Merhaba,
Fethiye yöresindeki zeytinler nasıl marka yapılır, diyerek, yeni fikir ve projeler için bir çağrı yapmıştım. Henüz kimseden bir haber yok ama bir süre beklemiyorum. Deprem bizi o kadar vurdu ki, ben başka bir şey düşünemez hale geldim, “herkes de aynıdır” diye düşünüyorum.
Geçen yazımda, kaleden Fethiye’ye bir hayalci ve bir plancı gibi bakınca çok güzel projeler düşünülebileceğini yazmaya çalışmıştım. Aklımda o dönemde çok önemsediğim ve hem medyada hem de yetkililer ile paylaştığım başka bir hayali yazmak vardı ama deprem bunu da geriye itti.
Fethiye’de yıllardır, neredeyse otuz yıldır, kapsamlı bir imar planı yapılmıyor. En son Özer Olgun zamanında bir plan yapılmıştı. İşte ben bu plan ile ilgili o dönemdeki önerilerimi ve korkularımı yazmak istiyorum. Öncelikle söyleyeyim. Ardında kötü bir kasıt ve/veya aptallık yok ise her plan, plansızlıktan daha iyidir. Bu nedenle bu çalışmayı önemsiyor ve Özer Olgun’u minnet ile anmak istiyorum. Ondan sonra, biri uzun sure olmak üzere iki başkan geçti ve üçüncü başkan da görevde ama Fethiye’nin planlı geleceğine yönelik bir çalışma hala yapılmadı. Bu konuda yetkisizlik, olanaksızlık gibi pek çok şey söylenebilir ama durum bu.
O zamanki plan çalışmaları sırasında, daha çalışmalar bitmeden Belediye Başkanımıza düşüncelerimi anlatmıştım. Plan sanırım 1994 yılında uygulanmıştı. Demek ki, 1993 yılında bu konuyu konuşmuşum. Planı şehir plancısı Hüseyin Ülkü’nün ekibi yapıyordu. Onun ile de konuşmuştum.

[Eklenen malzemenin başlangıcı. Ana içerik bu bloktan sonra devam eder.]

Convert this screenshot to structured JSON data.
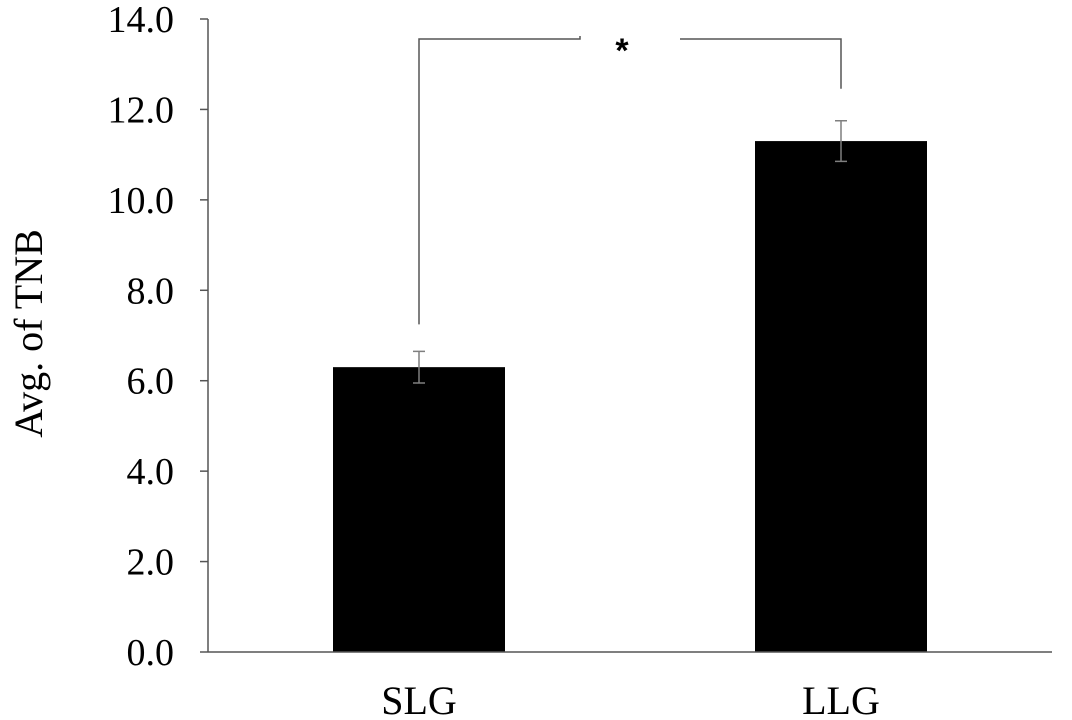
{
  "chart_data": {
    "type": "bar",
    "categories": [
      "SLG",
      "LLG"
    ],
    "values": [
      6.3,
      11.3
    ],
    "error": [
      0.35,
      0.45
    ],
    "title": "",
    "xlabel": "",
    "ylabel": "Avg. of TNB",
    "ylim": [
      0,
      14
    ],
    "yticks": [
      "0.0",
      "2.0",
      "4.0",
      "6.0",
      "8.0",
      "10.0",
      "12.0",
      "14.0"
    ],
    "grid": false,
    "legend": "none",
    "bar_color": "#000000",
    "significance": {
      "between": [
        "SLG",
        "LLG"
      ],
      "label": "*"
    }
  }
}
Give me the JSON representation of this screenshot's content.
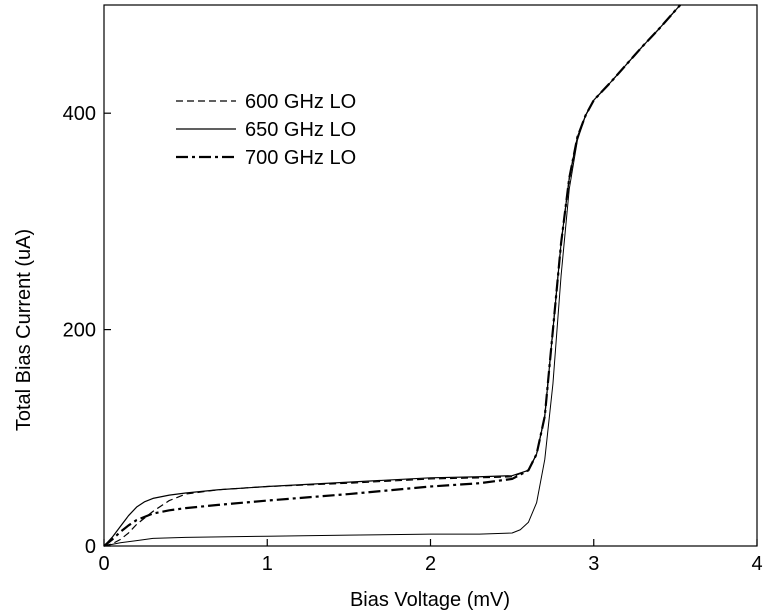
{
  "chart_data": {
    "type": "line",
    "title": "",
    "xlabel": "Bias Voltage (mV)",
    "ylabel": "Total Bias Current (uA)",
    "xlim": [
      0,
      4
    ],
    "ylim": [
      0,
      500
    ],
    "xticks": [
      0,
      1,
      2,
      3,
      4
    ],
    "yticks": [
      0,
      200,
      400
    ],
    "grid": false,
    "legend_position": "upper-left",
    "series": [
      {
        "name": "600 GHz LO",
        "style": "dashed",
        "color": "#000000",
        "x": [
          0,
          0.05,
          0.1,
          0.15,
          0.2,
          0.3,
          0.4,
          0.5,
          0.7,
          1.0,
          1.5,
          2.0,
          2.3,
          2.5,
          2.6,
          2.65,
          2.7,
          2.75,
          2.8,
          2.85,
          2.9,
          2.95,
          3.0,
          3.1,
          3.2,
          3.3,
          3.4,
          3.5,
          3.53
        ],
        "y": [
          0,
          2,
          6,
          12,
          20,
          32,
          42,
          48,
          52,
          55,
          58,
          62,
          63,
          64,
          70,
          85,
          120,
          200,
          280,
          340,
          378,
          398,
          412,
          428,
          445,
          462,
          478,
          495,
          500
        ]
      },
      {
        "name": "650 GHz LO",
        "style": "solid",
        "color": "#000000",
        "x": [
          0,
          0.05,
          0.1,
          0.15,
          0.2,
          0.25,
          0.3,
          0.4,
          0.5,
          0.7,
          1.0,
          1.5,
          2.0,
          2.3,
          2.5,
          2.6,
          2.65,
          2.7,
          2.75,
          2.8,
          2.85,
          2.9,
          2.95,
          3.0,
          3.1,
          3.2,
          3.3,
          3.4,
          3.5,
          3.53
        ],
        "y": [
          0,
          8,
          18,
          28,
          36,
          41,
          44,
          47,
          49,
          52,
          55,
          59,
          63,
          64,
          65,
          70,
          85,
          120,
          200,
          280,
          340,
          378,
          398,
          412,
          428,
          445,
          462,
          478,
          495,
          500
        ]
      },
      {
        "name": "",
        "style": "solid-thin",
        "color": "#000000",
        "x": [
          0,
          0.1,
          0.2,
          0.3,
          0.5,
          1.0,
          1.5,
          2.0,
          2.3,
          2.5,
          2.55,
          2.6,
          2.65,
          2.7,
          2.75,
          2.8,
          2.85,
          2.9,
          2.95,
          3.0
        ],
        "y": [
          0,
          3,
          5,
          7,
          8,
          9,
          10,
          11,
          11,
          12,
          15,
          22,
          40,
          80,
          150,
          250,
          330,
          375,
          398,
          412
        ]
      },
      {
        "name": "700 GHz LO",
        "style": "dashdot",
        "color": "#000000",
        "x": [
          0,
          0.05,
          0.1,
          0.15,
          0.2,
          0.3,
          0.4,
          0.5,
          0.7,
          1.0,
          1.5,
          2.0,
          2.3,
          2.5,
          2.6,
          2.65,
          2.7,
          2.75,
          2.8,
          2.85,
          2.9,
          2.95,
          3.0,
          3.1,
          3.2,
          3.3,
          3.4,
          3.5,
          3.53
        ],
        "y": [
          0,
          6,
          13,
          19,
          24,
          30,
          33,
          35,
          38,
          42,
          48,
          55,
          58,
          62,
          70,
          85,
          120,
          200,
          280,
          340,
          378,
          398,
          412,
          428,
          445,
          462,
          478,
          495,
          500
        ]
      }
    ]
  }
}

Bugün artık nasıl olduğunu bildiğimiz planın o sıralar nasıl olacağı yavaş yavaş belli olmuştu. Aklımda plana yönelik iki öneri vardı. Birincisi; plan, Fethiye’deki rüzgâr hattını kapatmamalıydı. Tersine rüzgâr yönlerine doğru, yeşil alanlardan oluşan akış koridorları düşünülmeliydi. Ankara’yı bilenler bu söylediğimi daha iyi anlayacaklardır. Geçmişte Ankara’da ciddi bir hava kirliliği vardı ve rüzgâr akış hattı olmadığı için bu kirliliği doğal olarak önlemek olanaklı değildi ve bundan çok çekmiştik. Aynı şeyin Fethiye’de de olmasından korkuyordum. Korktuğum o kadar çok olmasa da oldu. Bir kış sabahı çıkın kaleye ve Fethiye’ye bakın; Fethiye’nin üstünün bir sis ve duman ile kaplı olduğunu görürsünüz. İnsanlar bu dumanı soluyor. Yapılacak şey çok basitti. Beş ya da altı tane, Karaçulha’ya doğru bir yeşil kanal gibi parklar yapılabilirdi ve rüzgâr bu soğuk hat üzerinde duman ve sisi alıp, dağıtabilirdi. Üstelik Fethiye, şimdiki gibi güdük yeşillikler gibi değil, günlük ağaçlarının yeşili ve kokusu ile kaplı, inanılmaz güzellikte parklara, kültür alanlarına sahip olabilirdi. Bu konu açılmış iken Erdal Orhan’ı da özlem ile anmak istiyorum. Bu önerimi defalarca yazılarında ve programlarında gündeme getirmişti.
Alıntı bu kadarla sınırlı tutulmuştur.